Ein Lehrer bekommt Noten

Vom Umgang mit Kritik

Wenn ich als Kind in der Schule eine gute Note bekam, hatte ich stets den Eindruck: "Der Lehrer mag mich". Wenn ich eine schlechte Note bekam, hatte ich dagegen den Eindruck: "Der Lehrer mag mich nicht". Das heißt: Ich habe Schulnoten nie als Spiegel meiner Leistung verstanden, sondern immer als Sympathie- oder Antipathiebekundungen des jeweiligen Lehrers. So war das, als ich ein Kind war.

Heute bin ich erwachsen. Und ich bekomme immer noch Noten. Als Lehrer von meinen Schülern, deren Eltern und meinen Kollegen. Als Pfarrer von meinem Vorgesetzten, den Mitgliedern des Kirchenvorstandes und den Besuchern meiner Gottesdienste. Sie alle benoten mein Verhalten Tag für Tag mit ihrem Lob und ihrem Tadel. Wenn der Unterricht langweilig ist, machen meine Schüler Lärm. Wenn meine Predigt langweilig ist, bleiben die Besucher beim nächsten Mal weg.

Es fällt mir nicht immer leicht, mit Kritik umzugehen. Manchmal erwacht sogar das Kind in mir.

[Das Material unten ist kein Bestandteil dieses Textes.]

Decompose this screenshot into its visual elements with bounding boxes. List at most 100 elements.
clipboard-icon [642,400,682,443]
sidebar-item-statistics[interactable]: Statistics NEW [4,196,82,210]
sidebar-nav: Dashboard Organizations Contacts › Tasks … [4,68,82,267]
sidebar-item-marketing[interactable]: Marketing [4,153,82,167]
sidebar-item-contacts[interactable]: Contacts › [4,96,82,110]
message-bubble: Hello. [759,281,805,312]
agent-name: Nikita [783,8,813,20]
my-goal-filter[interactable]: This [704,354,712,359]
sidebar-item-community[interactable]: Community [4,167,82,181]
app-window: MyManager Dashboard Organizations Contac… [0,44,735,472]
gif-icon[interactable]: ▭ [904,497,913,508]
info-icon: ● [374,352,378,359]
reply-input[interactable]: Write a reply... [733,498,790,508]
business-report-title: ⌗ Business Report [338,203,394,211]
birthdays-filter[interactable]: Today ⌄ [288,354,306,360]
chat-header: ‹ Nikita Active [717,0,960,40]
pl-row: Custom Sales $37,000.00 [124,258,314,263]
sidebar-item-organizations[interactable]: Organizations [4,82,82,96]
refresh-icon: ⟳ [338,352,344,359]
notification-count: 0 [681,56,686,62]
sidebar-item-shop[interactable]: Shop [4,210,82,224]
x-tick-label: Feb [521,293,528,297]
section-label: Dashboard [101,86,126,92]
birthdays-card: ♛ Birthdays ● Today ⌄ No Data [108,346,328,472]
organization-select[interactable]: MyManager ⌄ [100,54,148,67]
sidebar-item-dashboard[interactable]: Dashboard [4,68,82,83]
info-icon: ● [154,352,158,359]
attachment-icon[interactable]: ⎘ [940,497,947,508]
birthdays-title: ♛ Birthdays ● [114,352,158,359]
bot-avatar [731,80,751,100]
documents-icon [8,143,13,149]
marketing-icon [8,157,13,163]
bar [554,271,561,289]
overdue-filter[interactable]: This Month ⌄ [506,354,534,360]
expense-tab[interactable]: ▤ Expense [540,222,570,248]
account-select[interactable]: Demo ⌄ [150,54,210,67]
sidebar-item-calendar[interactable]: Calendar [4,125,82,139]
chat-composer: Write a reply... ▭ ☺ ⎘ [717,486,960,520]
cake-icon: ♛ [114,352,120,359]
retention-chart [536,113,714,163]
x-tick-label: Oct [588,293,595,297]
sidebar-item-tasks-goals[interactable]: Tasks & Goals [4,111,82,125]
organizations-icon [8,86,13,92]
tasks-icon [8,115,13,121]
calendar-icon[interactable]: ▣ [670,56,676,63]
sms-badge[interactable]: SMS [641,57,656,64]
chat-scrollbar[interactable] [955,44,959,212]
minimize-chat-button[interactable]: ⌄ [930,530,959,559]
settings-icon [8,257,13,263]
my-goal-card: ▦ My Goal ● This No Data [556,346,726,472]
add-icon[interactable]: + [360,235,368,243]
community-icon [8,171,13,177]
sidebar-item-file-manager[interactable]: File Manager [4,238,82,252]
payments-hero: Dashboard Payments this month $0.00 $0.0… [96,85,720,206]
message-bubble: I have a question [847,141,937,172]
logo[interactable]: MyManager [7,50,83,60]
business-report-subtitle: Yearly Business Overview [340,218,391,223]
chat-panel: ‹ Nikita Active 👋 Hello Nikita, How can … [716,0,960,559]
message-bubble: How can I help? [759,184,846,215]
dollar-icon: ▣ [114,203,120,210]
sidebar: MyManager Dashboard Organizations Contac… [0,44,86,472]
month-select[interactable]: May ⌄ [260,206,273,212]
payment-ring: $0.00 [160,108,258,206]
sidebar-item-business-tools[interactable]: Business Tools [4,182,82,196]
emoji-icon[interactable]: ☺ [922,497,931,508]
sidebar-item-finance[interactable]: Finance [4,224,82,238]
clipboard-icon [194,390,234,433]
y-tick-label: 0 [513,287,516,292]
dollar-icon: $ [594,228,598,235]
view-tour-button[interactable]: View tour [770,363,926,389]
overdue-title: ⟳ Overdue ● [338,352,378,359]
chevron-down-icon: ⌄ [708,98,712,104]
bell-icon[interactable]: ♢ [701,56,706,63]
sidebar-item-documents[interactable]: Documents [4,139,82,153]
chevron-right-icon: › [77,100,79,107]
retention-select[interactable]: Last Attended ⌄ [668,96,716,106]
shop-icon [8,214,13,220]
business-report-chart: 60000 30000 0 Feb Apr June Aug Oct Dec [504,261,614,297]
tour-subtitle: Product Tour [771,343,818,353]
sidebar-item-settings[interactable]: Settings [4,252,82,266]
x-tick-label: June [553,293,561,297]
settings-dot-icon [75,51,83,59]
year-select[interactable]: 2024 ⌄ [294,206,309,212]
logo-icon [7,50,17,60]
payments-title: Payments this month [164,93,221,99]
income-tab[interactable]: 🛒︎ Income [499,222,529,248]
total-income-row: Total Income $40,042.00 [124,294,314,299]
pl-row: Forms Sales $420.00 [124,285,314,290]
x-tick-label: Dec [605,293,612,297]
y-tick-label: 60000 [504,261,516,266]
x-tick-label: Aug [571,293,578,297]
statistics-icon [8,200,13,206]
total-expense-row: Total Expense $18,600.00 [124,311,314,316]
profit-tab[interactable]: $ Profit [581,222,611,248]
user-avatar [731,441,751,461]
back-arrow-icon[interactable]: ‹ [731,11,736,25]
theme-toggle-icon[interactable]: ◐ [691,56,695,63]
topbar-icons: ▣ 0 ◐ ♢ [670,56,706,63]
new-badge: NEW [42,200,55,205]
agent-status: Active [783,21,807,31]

Dann sehe ich in dem, der mich lobt, einen Freund, und in dem, der mich tadelt, einen Feind. Die Folge: Ich meide alle, die mich kritisieren, und umgebe mich nur noch mit denen, die mich in meinen Auffassungen bestätigen. Damit nehme ich mir jedoch selbst jede Möglichkeit, mein Verhalten zu verbessern, Fehler zu korrigieren und mich als Person weiterzuentwickeln.

Wer in Schule und Kirche, aber auch in Politik und Wirtschaft Verantwortung trägt, muss – meiner Ansicht nach – kritikfähig sein. Das heißt: Er muss dazu bereit und in der Lage sein, konstruktive Kritik zu üben und – wenn nötig – auch anzunehmen. Konstruktiv ist eine Kritik dann, wenn sie zeitnah, präzise, sachbezogen und einfühlsam ist, wenn sie die Stellungnahme des Kritisierten zulässt und ihm zugleich Lösungsmöglichkeiten aufzeigt.

Konstruktive Kritik ist eine Form der Wertschätzung, Kritiklosigkeit dagegen eine Form der Gleichgültigkeit. "Kritiker sind gute Freunde, die uns auf Fehler hinweisen", sagt der amerikanische Staatsmann Benjamin Franklin. Und der französische Dichter Victor Hugo ergänzt: "Der letzte Beweis von Größe liegt darin, Kritik ohne Groll zu ertragen".